Unduh pdfnya di sini
Drama Penuh Ketidakpastian
Dalam drama-dramanya, kita dihadapkan pada kata-kata atau tindakan yang tampak tidak lengkap, kurangnya penyelesaian yang terus-menerus menghantui pikiran kita. Dalam drama “Natta syng sine songar” (1998; “Nightsongs” pada tahun 2002).
Kita berhadapan dengan kebingungan yang tak kunjung selesai di mana dorongan wanita untuk pergi dengan pria baru terus-menerus bertentangan dengan suatu kontra-dorongan – sebuah “ya” yang tersingkir dengan kata kunci “tapi”. Pria yang ditinggalkannya akhirnya mengakhiri hidupnya, sementara pria baru itu menghilang dari pandangan.
Keberanian Jon Fosse dalam membuka pada ketidakpastian dan kecemasan kehidupan sehari-hari adalah alasan di balik pengakuan luar biasa yang ia terima di kalangan masyarakat umum.
Karya Prosa Jon Fosse Terpenting
Salah satu karya prosa terpenting Fosse adalah trilogi “Andvake” (2007), “Olavs Draumar” (2012), dan “Kveldsvævd” (2014). Karya tersebut merupakan kisah kejam tentang cinta dan kekerasan dengan alusi kuat terhadap Kitab Suci. Jon Fosse mendapatkan Hadiah Sastra Dewan Nordik 2015 untuk karya ini.
Namun, magnum opusnya dalam prosa adalah Septologi yang ia selesaikan pada tahun 2021: “Det andre namnet” (2019. “The Other Name” pada tahun 2020), “Eg er ein annan” (2020; “I is Another” pada tahun 2020).
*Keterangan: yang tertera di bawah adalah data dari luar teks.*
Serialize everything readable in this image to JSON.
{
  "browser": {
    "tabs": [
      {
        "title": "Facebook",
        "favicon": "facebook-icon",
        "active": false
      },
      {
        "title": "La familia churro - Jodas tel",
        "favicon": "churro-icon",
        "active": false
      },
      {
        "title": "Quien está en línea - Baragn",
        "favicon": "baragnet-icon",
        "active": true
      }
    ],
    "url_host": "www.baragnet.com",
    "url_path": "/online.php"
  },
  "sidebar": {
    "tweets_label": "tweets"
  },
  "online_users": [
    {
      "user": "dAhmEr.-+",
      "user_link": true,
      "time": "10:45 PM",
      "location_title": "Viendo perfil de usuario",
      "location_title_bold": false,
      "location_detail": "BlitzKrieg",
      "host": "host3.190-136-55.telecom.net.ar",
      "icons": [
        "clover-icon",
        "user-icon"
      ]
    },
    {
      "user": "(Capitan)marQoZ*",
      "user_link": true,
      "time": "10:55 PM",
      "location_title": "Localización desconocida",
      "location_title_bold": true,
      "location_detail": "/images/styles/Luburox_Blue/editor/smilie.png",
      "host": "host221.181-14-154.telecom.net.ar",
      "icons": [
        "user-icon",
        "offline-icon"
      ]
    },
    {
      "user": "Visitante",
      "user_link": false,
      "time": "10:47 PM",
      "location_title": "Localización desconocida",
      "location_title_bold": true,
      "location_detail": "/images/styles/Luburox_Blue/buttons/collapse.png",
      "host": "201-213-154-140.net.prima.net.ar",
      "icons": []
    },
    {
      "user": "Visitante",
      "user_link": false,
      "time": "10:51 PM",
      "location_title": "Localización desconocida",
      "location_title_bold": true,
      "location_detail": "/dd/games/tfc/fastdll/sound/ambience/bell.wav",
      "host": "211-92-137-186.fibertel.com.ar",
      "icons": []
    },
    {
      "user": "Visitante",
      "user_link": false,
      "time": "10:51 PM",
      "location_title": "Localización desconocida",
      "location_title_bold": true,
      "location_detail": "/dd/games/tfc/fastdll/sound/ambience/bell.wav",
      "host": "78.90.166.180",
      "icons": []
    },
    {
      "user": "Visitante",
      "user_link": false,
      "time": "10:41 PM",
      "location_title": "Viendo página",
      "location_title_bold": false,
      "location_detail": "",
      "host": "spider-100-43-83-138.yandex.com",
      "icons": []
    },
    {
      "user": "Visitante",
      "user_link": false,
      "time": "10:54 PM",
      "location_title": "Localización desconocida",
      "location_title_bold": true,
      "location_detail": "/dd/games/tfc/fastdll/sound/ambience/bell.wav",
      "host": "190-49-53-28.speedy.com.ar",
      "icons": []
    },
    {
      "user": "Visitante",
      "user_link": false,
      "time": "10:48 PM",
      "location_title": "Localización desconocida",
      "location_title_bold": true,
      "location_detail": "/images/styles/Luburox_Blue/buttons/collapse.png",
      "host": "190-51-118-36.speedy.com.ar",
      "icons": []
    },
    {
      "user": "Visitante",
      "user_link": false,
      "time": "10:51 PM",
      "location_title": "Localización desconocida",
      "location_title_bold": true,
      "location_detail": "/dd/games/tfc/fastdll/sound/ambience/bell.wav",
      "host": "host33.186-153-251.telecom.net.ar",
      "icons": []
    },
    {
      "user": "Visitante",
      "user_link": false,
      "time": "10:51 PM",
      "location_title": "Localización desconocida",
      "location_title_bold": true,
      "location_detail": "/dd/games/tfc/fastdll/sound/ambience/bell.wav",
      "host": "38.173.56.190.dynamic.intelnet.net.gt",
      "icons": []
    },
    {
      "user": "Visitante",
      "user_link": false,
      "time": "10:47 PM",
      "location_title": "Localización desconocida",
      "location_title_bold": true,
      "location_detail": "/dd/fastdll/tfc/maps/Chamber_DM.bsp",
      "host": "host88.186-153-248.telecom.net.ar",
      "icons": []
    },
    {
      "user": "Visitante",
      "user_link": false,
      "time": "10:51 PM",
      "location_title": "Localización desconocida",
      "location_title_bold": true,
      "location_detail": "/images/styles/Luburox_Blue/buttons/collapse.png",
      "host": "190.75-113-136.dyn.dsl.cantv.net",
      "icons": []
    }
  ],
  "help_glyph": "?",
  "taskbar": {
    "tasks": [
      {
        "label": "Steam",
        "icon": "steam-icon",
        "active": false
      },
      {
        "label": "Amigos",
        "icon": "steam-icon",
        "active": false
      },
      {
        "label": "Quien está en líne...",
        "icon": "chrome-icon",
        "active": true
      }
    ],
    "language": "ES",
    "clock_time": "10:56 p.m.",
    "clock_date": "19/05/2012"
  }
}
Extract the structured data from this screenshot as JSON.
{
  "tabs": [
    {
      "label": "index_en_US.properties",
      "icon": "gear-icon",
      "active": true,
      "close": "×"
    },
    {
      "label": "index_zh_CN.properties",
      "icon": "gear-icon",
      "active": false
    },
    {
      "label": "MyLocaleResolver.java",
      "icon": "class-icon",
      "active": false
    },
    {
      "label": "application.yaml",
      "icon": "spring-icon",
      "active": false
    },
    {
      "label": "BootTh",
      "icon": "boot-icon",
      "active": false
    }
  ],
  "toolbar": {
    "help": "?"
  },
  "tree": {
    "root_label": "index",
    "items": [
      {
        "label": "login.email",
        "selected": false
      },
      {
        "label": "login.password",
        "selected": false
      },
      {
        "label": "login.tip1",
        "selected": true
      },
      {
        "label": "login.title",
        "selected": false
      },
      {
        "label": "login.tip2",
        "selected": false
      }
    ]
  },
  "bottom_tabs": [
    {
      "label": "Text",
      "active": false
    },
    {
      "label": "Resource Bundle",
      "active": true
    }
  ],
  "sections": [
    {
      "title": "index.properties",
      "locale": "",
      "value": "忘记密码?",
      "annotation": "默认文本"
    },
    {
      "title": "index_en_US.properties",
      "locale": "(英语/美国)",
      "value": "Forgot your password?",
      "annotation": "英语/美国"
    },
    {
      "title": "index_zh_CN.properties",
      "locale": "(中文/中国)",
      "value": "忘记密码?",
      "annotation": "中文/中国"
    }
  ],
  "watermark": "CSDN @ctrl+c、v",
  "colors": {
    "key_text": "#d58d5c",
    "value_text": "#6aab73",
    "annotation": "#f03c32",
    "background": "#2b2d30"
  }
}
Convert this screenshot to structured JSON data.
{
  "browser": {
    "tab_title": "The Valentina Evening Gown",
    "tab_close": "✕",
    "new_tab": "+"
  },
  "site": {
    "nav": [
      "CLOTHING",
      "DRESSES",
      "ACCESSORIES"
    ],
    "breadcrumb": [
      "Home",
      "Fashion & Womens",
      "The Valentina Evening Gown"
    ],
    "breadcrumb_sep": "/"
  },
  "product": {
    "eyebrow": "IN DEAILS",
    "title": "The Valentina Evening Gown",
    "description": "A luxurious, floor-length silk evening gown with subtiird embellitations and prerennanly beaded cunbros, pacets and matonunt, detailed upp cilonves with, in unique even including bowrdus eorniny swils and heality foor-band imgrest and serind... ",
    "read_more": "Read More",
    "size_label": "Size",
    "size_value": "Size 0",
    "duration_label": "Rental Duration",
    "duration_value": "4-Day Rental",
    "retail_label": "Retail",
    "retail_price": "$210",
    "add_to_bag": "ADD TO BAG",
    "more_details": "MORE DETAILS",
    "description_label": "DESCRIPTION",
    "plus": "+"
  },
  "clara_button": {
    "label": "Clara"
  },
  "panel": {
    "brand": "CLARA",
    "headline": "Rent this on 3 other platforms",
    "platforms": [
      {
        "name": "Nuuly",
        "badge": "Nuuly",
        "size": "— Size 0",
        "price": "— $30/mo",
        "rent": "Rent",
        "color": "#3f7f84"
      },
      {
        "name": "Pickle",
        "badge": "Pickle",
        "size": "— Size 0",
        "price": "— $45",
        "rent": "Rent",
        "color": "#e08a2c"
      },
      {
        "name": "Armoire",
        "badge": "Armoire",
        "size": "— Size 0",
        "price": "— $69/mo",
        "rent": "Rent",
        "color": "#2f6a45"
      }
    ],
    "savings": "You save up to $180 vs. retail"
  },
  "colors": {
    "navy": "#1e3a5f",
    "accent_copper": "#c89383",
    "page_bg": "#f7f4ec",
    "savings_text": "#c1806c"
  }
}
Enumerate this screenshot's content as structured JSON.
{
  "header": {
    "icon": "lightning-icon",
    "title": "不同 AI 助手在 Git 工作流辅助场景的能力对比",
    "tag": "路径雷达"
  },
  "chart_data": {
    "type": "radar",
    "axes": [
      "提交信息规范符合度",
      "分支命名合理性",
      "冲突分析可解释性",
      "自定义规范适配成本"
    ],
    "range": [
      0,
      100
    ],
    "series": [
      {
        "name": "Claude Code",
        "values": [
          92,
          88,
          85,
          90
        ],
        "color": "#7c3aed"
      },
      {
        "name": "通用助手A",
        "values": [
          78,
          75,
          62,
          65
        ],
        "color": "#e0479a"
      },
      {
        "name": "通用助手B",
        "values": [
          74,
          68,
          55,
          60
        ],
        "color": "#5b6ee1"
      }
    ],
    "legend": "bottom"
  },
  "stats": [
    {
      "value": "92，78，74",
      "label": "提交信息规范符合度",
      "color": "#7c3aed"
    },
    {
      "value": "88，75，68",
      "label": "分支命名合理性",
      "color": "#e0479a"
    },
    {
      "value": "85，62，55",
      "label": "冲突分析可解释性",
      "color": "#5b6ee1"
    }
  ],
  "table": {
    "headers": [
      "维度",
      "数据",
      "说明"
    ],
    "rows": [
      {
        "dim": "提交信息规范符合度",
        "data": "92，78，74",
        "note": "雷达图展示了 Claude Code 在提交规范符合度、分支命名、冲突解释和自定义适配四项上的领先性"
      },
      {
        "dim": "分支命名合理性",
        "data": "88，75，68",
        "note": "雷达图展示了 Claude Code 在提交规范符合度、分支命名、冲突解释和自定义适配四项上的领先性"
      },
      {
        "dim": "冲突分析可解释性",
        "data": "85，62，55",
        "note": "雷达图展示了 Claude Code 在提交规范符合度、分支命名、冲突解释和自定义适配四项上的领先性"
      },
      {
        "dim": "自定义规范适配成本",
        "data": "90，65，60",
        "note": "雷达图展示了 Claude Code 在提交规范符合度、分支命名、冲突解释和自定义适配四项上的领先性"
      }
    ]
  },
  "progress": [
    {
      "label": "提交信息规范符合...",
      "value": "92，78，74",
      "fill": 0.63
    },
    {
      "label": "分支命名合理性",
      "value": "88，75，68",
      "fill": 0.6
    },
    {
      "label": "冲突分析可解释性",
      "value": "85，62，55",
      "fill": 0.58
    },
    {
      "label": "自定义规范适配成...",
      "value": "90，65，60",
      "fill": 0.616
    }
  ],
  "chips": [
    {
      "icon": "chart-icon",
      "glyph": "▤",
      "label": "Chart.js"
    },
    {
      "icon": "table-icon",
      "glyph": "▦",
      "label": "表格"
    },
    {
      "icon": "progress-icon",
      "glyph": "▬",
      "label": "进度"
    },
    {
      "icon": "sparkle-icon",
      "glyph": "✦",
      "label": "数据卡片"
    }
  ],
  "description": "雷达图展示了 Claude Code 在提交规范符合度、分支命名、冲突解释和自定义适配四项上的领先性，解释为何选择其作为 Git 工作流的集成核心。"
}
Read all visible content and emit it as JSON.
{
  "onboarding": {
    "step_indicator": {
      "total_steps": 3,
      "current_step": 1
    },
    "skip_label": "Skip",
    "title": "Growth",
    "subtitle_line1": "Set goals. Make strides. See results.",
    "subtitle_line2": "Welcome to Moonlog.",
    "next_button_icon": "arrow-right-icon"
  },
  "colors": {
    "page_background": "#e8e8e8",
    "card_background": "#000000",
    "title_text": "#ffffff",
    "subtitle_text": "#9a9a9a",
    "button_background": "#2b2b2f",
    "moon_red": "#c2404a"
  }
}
Dan “Eit nytt namn” (2021; “A New Name” pada tahun 2021).
Novel ini mencapai 1250 halaman dan muncul dalam bentuk monolog di mana seorang seniman tua berbicara padanya sendiri sebagai orang lain.
Kesimpulan
Jon Fosse, penerima Nobel Sastra 2023, adalah seorang penulis yang unik dengan karya-karya yang mengeksplorasi ketidakpastian, kecemasan, dan kehidupan sehari-hari dengan gaya minimalisnya yang khas. Karya-karyanya telah mendapatkan pengakuan internasional dan membuatnya menjadi salah satu inovator terbesar dalam teater kontemporer dan sastra Norwegia.
Ia juga mengenali pentingnya puisi dalam prosanya dan telah melakukan terjemahan yang berharga ke dalam bahasa Nynorsk. Jon Fosse adalah sosok yang pantas untuk diberikan penghargaan Nobel Sastra.